Food and cooking are favorite topics among the chefs and clinical dietitians who work at the Seton Family of Hospitals. Our chefs prepare delicious and nutritious plant-based dishes every day using fresh, frozen and sometimes canned products. From time to time, we would like to share these recipes with you.
Enjoy.
Rosemary Red Potatoes
Ingredients:
1 1/2 pounds small red potatoes, washed and quartered
1 small onion, quartered
4 tablespoons olive oil
1 teaspoon dried rosemary, crushed
3 garlic cloves, minced
1/4 teaspoon garlic salt
Directions:
- Combine the potatoes, onion, oil, rosemary, garlic and garlic salt in a bowl, then toss to coat.
- Transfer to a foil-lined 15-in. x 10-in. x 1-in. baking pan.
- Bake, uncovered, at 425 degrees F for 25-30 minutes or until potatoes are tender and browned.
Sauteed Green Beans
Ingredients:
3 strips bacon
2 tablespoons slivered almonds
16 ounce package of frozen cut green beans
2 tablespoons butter
Directions:
- Place bacon in large skillet over medium-high heat. Cook until browned on one side, turn over and cook on other side. Add almonds when you turn the bacon, stirring until they are light golden brown.
- Remove bacon from skilled, leaving the bacon drippings and almonds. Crumble or chop bacon and return to skillet.

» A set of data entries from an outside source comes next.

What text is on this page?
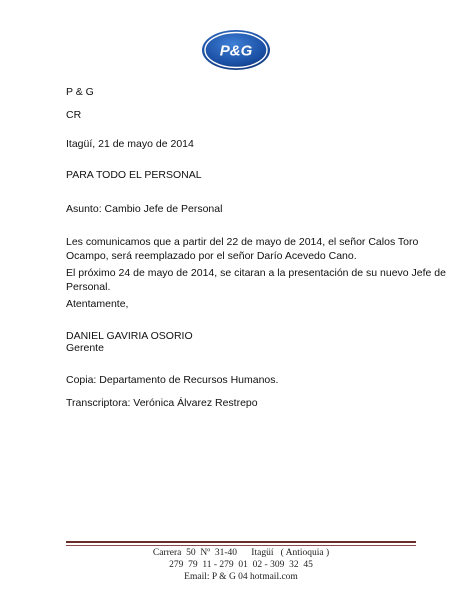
P&G
P & G
CR
Itagüí, 21 de mayo de 2014
PARA TODO EL PERSONAL
Asunto: Cambio Jefe de Personal
Les comunicamos que a partir del 22 de mayo de 2014, el señor Calos Toro
Ocampo, será reemplazado por el señor Darío Acevedo Cano.
El próximo 24 de mayo de 2014, se citaran a la presentación de su nuevo Jefe de
Personal.
Atentamente,
DANIEL GAVIRIA OSORIO
Gerente
Copia: Departamento de Recursos Humanos.
Transcriptora: Verónica Álvarez Restrepo
Carrera  50  Nº  31-40      Itagüí   ( Antioquia )
279  79  11 - 279  01  02 - 309  32  45
Email: P & G 04 hotmail.com
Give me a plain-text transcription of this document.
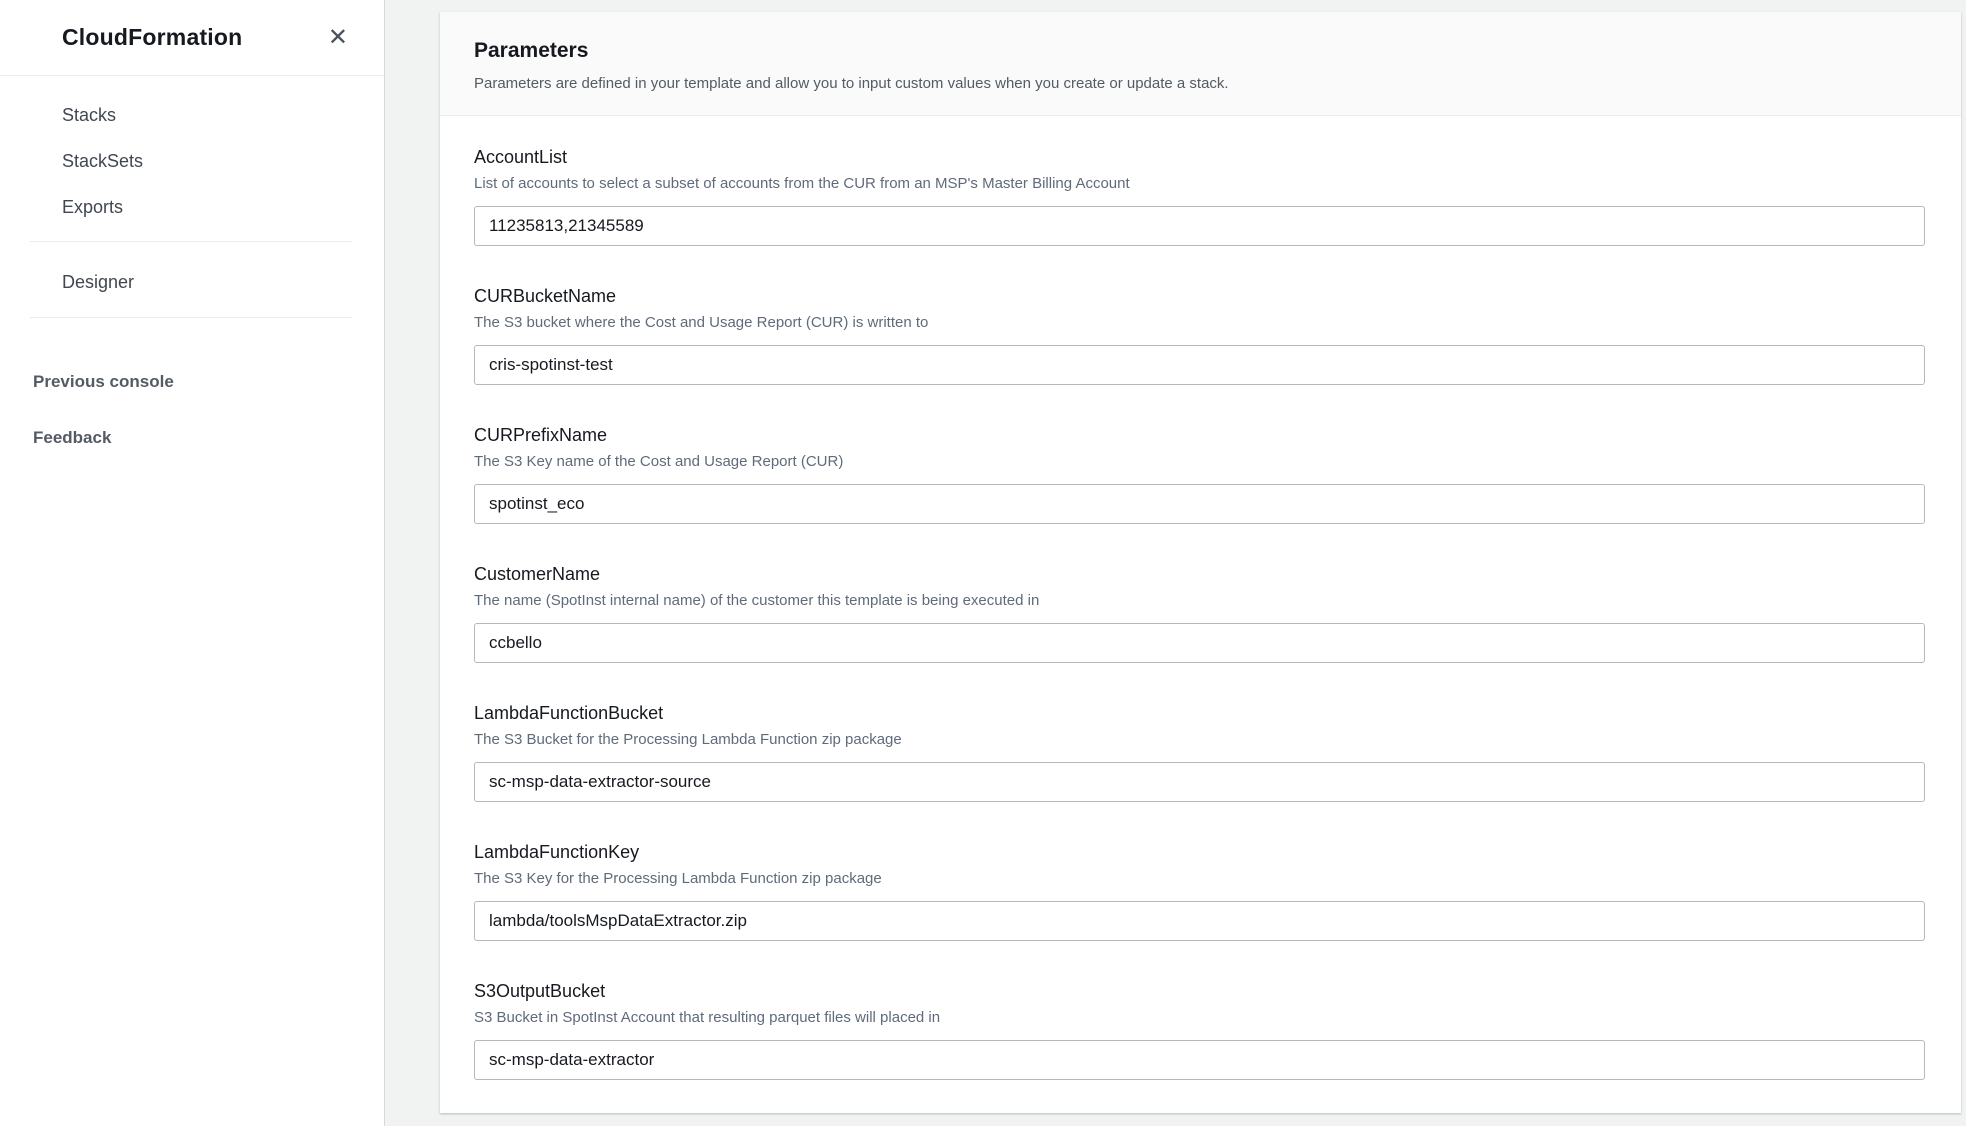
CloudFormation	✕
Stacks
StackSets
Exports
Designer
Previous console
Feedback
Parameters
Parameters are defined in your template and allow you to input custom values when you create or update a stack.
AccountList
List of accounts to select a subset of accounts from the CUR from an MSP's Master Billing Account
11235813,21345589
CURBucketName
The S3 bucket where the Cost and Usage Report (CUR) is written to
cris-spotinst-test
CURPrefixName
The S3 Key name of the Cost and Usage Report (CUR)
spotinst_eco
CustomerName
The name (SpotInst internal name) of the customer this template is being executed in
ccbello
LambdaFunctionBucket
The S3 Bucket for the Processing Lambda Function zip package
sc-msp-data-extractor-source
LambdaFunctionKey
The S3 Key for the Processing Lambda Function zip package
lambda/toolsMspDataExtractor.zip
S3OutputBucket
S3 Bucket in SpotInst Account that resulting parquet files will placed in
sc-msp-data-extractor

- Melt butter with drippings.
- Add green beans and cook over medium heat until tender, about 8 minutes.
Roasted Cauliflower
Serves 6
Ingredients:
1 large cauliflower
1 tablespoon vegetable oil
1/2 teaspoon black pepper
1/2 teaspoon paprika
Directions:
- Cut cauliflower in half. Remove outer green leaves and carefully remove stems, leaving cauliflower florets.
- Toss all ingredients together on a roasting pan.
- Cook for 7 minutes at 350 degrees or until tender.
Jambalaya Rice
Serves 6
Ingredients:
2 tablespoons canola oil
1 teaspoon minced garlic
1 medium onion, chopped
1 green bell pepper, chopped
2 long stalks of celery, chopped
1 can Ro-tel tomatoes (14 1/2 ounces), undrained
1 cup low-sodium chicken broth
1 tablespoon blackening spice
1/2 teaspoon dried thyme
1/3 teaspoon crushed red pepper
1 bay leaf
1 cup uncooked rice
2 green onions, cleaned and chopped
Directions:
- Place oil in large pot and cook over medium-high heat. Ad garlic and stir until aroma is evident.
- Add onion and stir until clear and soft.
- Add peppers and celery and cook about 5 minutes until onions begin to brown.
- Add rice and cook until it begins to toast.
- Add spices except for bay leaf and stir until they are mixed thoroughly.
- Add tomatoes, stock and bay leaf and bring to a boil.
- Coover and reduce heat, then cook for approximately 15 minutes or until rice is soft.
- Place in serving dish and garnish with chopped green onions.